Wednesday, May 28, 2008

"That kind of girl" Reprise

After my contemplation of what kind of girl blogs, the exhibitionistic possibilities, and the shaping of a blogger in this post, I have a new take on the subject.


Via Pharyngula (a recent addition to my blog roll), this post from EvolutionBlog (who has now joined the rapidly expanding ranks of blogs attempting to take over my reader), which quotes from this article from Scientific American,* which examines "the explosion of blogs" in the light of neurological explanations for the rewards of blogging.

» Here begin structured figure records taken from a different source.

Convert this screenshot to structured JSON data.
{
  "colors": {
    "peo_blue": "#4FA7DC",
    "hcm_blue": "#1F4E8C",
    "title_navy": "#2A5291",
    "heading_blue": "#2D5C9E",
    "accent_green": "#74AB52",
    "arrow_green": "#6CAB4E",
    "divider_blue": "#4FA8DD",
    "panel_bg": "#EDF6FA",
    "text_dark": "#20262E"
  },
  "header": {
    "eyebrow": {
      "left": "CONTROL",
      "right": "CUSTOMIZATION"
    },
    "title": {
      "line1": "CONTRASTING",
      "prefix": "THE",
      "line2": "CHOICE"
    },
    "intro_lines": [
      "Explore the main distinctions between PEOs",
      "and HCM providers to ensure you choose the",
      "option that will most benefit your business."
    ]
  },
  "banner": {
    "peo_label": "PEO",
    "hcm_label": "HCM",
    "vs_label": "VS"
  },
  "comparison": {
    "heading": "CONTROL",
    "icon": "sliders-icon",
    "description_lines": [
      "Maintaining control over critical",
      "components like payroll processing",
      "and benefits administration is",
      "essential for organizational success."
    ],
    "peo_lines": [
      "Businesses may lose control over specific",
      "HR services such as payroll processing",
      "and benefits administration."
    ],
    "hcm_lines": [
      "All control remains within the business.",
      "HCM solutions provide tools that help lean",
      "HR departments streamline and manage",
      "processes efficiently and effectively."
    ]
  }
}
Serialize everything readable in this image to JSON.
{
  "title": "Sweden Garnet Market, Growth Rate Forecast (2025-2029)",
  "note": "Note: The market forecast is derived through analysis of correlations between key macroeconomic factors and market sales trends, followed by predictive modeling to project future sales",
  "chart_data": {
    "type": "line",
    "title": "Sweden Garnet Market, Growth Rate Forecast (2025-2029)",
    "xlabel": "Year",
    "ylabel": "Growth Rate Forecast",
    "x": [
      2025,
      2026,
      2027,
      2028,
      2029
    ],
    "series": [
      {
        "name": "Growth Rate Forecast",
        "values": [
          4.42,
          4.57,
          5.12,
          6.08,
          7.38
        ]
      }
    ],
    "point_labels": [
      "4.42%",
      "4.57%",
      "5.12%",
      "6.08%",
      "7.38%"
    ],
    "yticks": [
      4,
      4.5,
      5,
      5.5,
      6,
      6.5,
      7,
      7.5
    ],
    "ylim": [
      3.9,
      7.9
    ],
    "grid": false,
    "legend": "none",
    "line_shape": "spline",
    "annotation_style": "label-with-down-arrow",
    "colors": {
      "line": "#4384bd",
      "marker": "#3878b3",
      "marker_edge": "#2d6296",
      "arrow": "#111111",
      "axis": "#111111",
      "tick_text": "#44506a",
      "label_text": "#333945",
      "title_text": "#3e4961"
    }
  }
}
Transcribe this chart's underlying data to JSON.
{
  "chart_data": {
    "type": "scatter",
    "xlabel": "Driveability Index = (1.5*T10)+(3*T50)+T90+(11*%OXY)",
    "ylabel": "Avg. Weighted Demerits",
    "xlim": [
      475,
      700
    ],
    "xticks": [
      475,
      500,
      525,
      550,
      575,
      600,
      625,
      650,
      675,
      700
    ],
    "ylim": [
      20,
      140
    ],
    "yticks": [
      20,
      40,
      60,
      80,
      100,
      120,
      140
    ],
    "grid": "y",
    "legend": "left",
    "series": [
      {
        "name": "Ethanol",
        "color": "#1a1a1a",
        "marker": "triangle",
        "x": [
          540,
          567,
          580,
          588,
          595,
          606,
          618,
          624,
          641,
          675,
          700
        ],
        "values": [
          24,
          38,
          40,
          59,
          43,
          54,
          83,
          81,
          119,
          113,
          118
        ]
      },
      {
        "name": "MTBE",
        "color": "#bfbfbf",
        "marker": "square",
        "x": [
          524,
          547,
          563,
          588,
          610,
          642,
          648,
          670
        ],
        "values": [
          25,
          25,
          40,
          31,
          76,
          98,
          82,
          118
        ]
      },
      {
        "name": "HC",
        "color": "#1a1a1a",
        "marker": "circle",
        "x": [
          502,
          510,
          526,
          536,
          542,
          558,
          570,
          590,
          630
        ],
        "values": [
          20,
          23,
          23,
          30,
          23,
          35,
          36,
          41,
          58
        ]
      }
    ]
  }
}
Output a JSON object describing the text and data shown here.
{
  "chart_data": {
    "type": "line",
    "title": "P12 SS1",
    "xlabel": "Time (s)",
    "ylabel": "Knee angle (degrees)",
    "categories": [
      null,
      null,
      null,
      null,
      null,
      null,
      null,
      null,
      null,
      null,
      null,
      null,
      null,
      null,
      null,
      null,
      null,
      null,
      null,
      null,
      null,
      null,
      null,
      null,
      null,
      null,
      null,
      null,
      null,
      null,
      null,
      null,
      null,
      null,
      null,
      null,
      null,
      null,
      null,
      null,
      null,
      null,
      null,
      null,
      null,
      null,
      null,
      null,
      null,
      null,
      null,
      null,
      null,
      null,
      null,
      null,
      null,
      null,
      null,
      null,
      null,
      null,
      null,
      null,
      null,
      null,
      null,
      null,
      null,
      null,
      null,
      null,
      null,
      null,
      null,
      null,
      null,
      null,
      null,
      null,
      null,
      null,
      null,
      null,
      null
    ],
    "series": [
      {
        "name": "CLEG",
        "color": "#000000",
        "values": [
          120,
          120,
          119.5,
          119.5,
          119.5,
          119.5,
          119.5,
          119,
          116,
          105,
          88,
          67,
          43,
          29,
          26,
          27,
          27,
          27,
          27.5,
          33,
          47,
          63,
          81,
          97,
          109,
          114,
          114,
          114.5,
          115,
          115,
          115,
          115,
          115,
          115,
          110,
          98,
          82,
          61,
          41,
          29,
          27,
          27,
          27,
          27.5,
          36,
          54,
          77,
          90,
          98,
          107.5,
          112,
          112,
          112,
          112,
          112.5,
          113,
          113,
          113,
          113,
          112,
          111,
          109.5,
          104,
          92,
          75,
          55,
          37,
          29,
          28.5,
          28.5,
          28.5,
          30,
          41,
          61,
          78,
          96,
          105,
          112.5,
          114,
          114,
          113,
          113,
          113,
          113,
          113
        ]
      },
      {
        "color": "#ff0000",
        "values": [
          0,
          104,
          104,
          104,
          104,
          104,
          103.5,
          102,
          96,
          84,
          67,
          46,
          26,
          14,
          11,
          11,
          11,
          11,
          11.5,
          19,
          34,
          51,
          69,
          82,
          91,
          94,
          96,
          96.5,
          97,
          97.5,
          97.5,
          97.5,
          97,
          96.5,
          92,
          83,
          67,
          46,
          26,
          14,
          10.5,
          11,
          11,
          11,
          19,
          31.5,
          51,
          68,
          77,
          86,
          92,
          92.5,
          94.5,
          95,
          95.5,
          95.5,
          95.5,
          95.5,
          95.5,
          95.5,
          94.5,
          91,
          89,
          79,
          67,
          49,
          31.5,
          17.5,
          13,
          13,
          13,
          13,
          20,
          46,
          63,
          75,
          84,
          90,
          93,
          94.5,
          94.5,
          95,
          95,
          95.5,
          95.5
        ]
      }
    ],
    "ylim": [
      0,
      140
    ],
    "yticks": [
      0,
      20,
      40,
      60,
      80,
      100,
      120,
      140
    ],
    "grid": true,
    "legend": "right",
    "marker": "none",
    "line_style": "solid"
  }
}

There are well documented rewards for expressive writing:

Scientists (and writers) have long known about the therapeutic benefits of writing about personal experiences, thoughts and feelings. But besides serving as a stress-coping mechanism, expressive writing produces many physiological benefits. Research shows that it improves memory and sleep, boosts immune cell activity and reduces viral load in AIDS patients, and even speeds healing after surgery. A study in the February issue of the Oncologist reports that cancer patients who engaged in expressive writing just before treatment felt markedly better, mentally and physically, as compared with patients who did not.

(...)
According to Alice Flaherty, a neuroscientist at Harvard University and Massachusetts General Hospital, the placebo theory of suffering is one window through which to view blogging. As social creatures, humans have a range of pain-related behaviors, such as complaining, which acts as a “placebo for getting satisfied,” Flaherty says. Blogging about stressful experiences might work similarly.

Flaherty, who studies conditions such as hypergraphia (an uncontrollable urge to write) and writer’s block, also looks to disease models to explain the drive behind this mode of communication. For example, people with mania often talk too much. “We believe something in the brain’s limbic system is boosting their desire to communicate,” Flaherty explains. Located mainly in the midbrain, the limbic system controls our drives, whether they are related to food, sex, appetite, or problem solving. “You know that drives are involved [in blogging] because a lot of people do it compulsively,” Flaherty notes. Also, blogging might trigger dopamine release, similar to stimulants like music, running and looking at art. (Emphasis mine.)


All of this is terribly interesting, I admit. And there must be a reason why those of us who blog do so. Self medication for a host of reasons is not out of the question. But it is the final paragraph of the article that I find most relevant, especially in light of the previous post:
Some hospitals have started hosting patient-authored blogs on their Web sites as clinicians begin to recognize the therapeutic value. Unlike a bedside journal, blogging offers the added benefit of receptive readers in similar situations, Morgan explains: “Individuals are connecting to one another and witnessing each other’s expressions—the basis for forming a community.”


Ha! Community. And the most interesting aspect of my experience of the blogasphere is that people with vastly different backgrounds, cultural contexts, genders, sexual identities, areas of interest and expertise have given me a window into their lives, and thereby enriching my own. How each of the blogs on my blog role have changed my world view is food for thought and a post for another day.

* When one is blogging about things which science bloggers are blogging about, it is important to cite attributions correctly. Well, this is important in general, actually. But specifically in this case, lest I look like a big plagiarizing idiot. **


** Speaking of big academic idiots: Do not, as you value the respect of your professors, EVER turn in a reading response to an article which the professor neglected to hand out in class. Making things up at length to cover the fact that you did not read the assignment that was not given out is a new level of pretentious stupidity.



2 comments:

I. Mazzikin said...

was that last bit mentioned due to personal experience? :)

shadowedge said...

Well, I was niether the professor nor the student, merely an onlooker in this facinating example of wankery.